Kedgwick: une première pelletée de terre qui était attendue

Au compte de trois, la première pelletée de terre symbolique du nouveau camp Canak a été soulevée, mardi après-midi, à Kedgwick. Un grand moment de bonheur pour la cinquantaine de personnes qui ont enfin pu célébrer la reconstruction de cet édifice cher à la communauté.

Le centre de répit pour personnes à besoin spéciaux reprendra donc ses activités après avoir été contraint à la fermeture en 2009.

Lundi, la construction a débuté.

«On l’a enfin notre camp!» s’est exclamée la présidente du comité de relance, Margo Bujot.

Les personnes à besoin particulier auront à nouveau un endroit où se divertir en plein air et se décontracter à longueur d’année.

La nouvelle structure accueillera des clients de tous âges provenant de partout au Nouveau-Brunswick.

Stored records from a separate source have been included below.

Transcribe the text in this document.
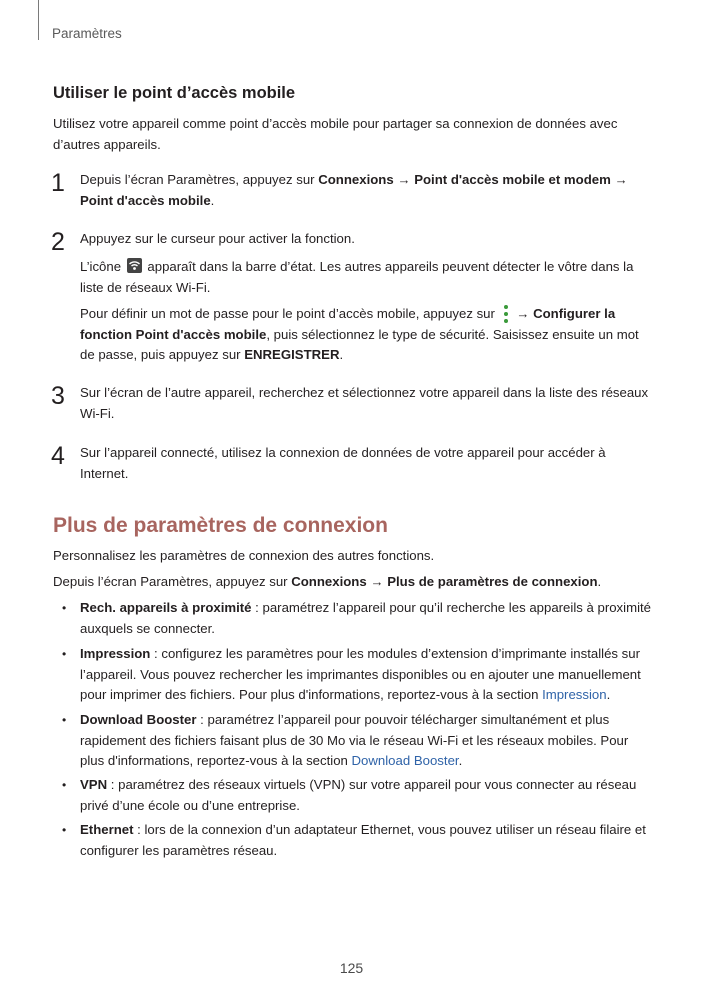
Paramètres
Utiliser le point d’accès mobile
Utilisez votre appareil comme point d’accès mobile pour partager sa connexion de données avec d’autres appareils.
1 Depuis l’écran Paramètres, appuyez sur Connexions → Point d'accès mobile et modem → Point d'accès mobile.
2 Appuyez sur le curseur pour activer la fonction.
L’icône
apparaît dans la barre d’état. Les autres appareils peuvent détecter le vôtre dans la liste de réseaux Wi-Fi.
Pour définir un mot de passe pour le point d’accès mobile, appuyez sur
→ Configurer la fonction Point d'accès mobile, puis sélectionnez le type de sécurité. Saisissez ensuite un mot de passe, puis appuyez sur ENREGISTRER.
3 Sur l’écran de l’autre appareil, recherchez et sélectionnez votre appareil dans la liste des réseaux Wi-Fi.
4 Sur l’appareil connecté, utilisez la connexion de données de votre appareil pour accéder à Internet.
Plus de paramètres de connexion
Personnalisez les paramètres de connexion des autres fonctions.
Depuis l’écran Paramètres, appuyez sur Connexions → Plus de paramètres de connexion.
• Rech. appareils à proximité : paramétrez l’appareil pour qu’il recherche les appareils à proximité auxquels se connecter.
• Impression : configurez les paramètres pour les modules d’extension d’imprimante installés sur l’appareil. Vous pouvez rechercher les imprimantes disponibles ou en ajouter une manuellement pour imprimer des fichiers. Pour plus d'informations, reportez-vous à la section Impression.
• Download Booster : paramétrez l’appareil pour pouvoir télécharger simultanément et plus rapidement des fichiers faisant plus de 30 Mo via le réseau Wi-Fi et les réseaux mobiles. Pour plus d'informations, reportez-vous à la section Download Booster.
• VPN : paramétrez des réseaux virtuels (VPN) sur votre appareil pour vous connecter au réseau privé d’une école ou d’une entreprise.
• Ethernet : lors de la connexion d’un adaptateur Ethernet, vous pouvez utiliser un réseau filaire et configurer les paramètres réseau.
125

Une équipe formée sera sur place en tout temps afin d’assurer la prise en charge des visiteurs.

Un effort collectif

Le camp Canak a servi les citoyens pendant une trentaine d’années avant de devoir fermer ses portes en 2009 en raison du mauvais état structurel du bâtiment.

Depuis, la communauté du Restigouche-Ouest travaillé d’arrache pied afin de remettre le centre sur pied, mais c’est l’implication du gouvernement fédéral qui a finalement fait pencher la balance.

En mai, les libéraux ont accepté de verser 885 000$, des 2 millions $ nécessaires à la réalisation du projet.

Le fonds soleil, mis sur pied par Eddy Savoie un entrepreneur de Kedgwick, servira aussi au bon roulement du Camp une fois en activité.

Un rêve

Stéphanie Thériault, représentante du camp Canak, souligne que ce jour était attendu depuis longtemps.

«Les gens sont fébriles et curieux puisque ça fait neuf ans que nous travaillons sur ce projet», a-t-elle fait part. «Je crois que plusieurs avaient arrêté d’y croire, donc nous sommes encore plus contents.»

Mais Mme Bujot, elle, dit ne jamais avoir perdu espoir.

«C’est le commencement d’un grand rêve qui dure depuis une décennie», a-t-elle commenté.

«J’y ai toujours cru. Cela n’a pas toujours été facile, il y a eu beaucoup de refus, mais j’ai toujours entendu la petite voix qui me disait ‘’vas-y, ne lâche pas’’.»

La présidente continue à faire preuve de dévouement, non seulement pour les futurs clients du Camp, mais aussi leurs familles.

«J’ai vécu moi-même avec un enfant à besoins spéciaux et je sais ce que c’est!»

Le Camp Canak veut permettre aux parents ou tuteurs de profiter d’une pause, partir en vacances, ou réserver du temps pour eux-mêmes.

L’ouverture est prévue pour l’automne 2020, mais la construction pourrait se terminer plus tôt si tout se déroule comme prévu.